Using a case-control association study approach with additional cases from post-mortem brain tissues and another Brisbane study (total of 529 alcoholic cases and 381 controls), we observed significant differences in allele and/or genotypic frequencies between alcoholics and controls in candidate gene polymorphisms of COMT, RGS4, GABAA subunit gene cluster, SLC6A4, and LEPR, but they did not remain significant after permutation-based correction for multiple comparisons. Significant differences in haplotype frequency were found in RGS4 and GABAA subunit gene cluster SNPs, but the low frequencies of the potential risk haplotype should be noted. Subsequent logistic regression analysis showed ANKK1 TaqIA and RGS4 SNP7 might contribute to earlier drinking onset in females.

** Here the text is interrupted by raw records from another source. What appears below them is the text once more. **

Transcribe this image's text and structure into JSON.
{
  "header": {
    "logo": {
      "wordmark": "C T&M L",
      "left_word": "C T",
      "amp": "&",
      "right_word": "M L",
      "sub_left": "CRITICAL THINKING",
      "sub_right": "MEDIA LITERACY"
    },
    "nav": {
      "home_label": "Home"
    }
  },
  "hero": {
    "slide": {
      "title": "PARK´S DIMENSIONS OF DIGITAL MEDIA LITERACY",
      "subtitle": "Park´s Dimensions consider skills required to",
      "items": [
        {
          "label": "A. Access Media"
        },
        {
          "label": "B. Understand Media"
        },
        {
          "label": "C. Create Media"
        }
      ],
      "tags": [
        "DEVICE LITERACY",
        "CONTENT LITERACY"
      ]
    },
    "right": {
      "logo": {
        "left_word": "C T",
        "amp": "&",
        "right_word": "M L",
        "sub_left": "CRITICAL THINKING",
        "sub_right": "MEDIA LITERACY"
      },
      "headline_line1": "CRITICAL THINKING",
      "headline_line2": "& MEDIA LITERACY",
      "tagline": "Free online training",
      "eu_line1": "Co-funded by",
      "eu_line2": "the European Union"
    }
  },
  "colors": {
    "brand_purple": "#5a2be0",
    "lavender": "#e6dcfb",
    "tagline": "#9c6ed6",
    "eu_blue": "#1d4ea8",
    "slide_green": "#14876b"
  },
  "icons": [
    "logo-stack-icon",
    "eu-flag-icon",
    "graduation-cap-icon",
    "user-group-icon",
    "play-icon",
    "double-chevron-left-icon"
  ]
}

To conclude, this study has demonstrated the relationships between alcohol use history, craving, hormones, and personality traits in a cross-sectional sample of in-patient alcoholics. It has also exhibited the variability of alcoholic patients in terms of personality and craving levels, thus providing insights for personal treatment design that could maximize patients’ acceptance and responsivity. Moreover, our results also suggest that the ghrelin signalling pathway may be a plausible pharmacotherapeutic target as it may regulate the appraisal of rewarding values between alcohol and food during alcohol abstinence. Finally, ANKK1 and RGS4 SNPs may be associated with earlier drinking onset in females, but the phenotypes related require further investigations.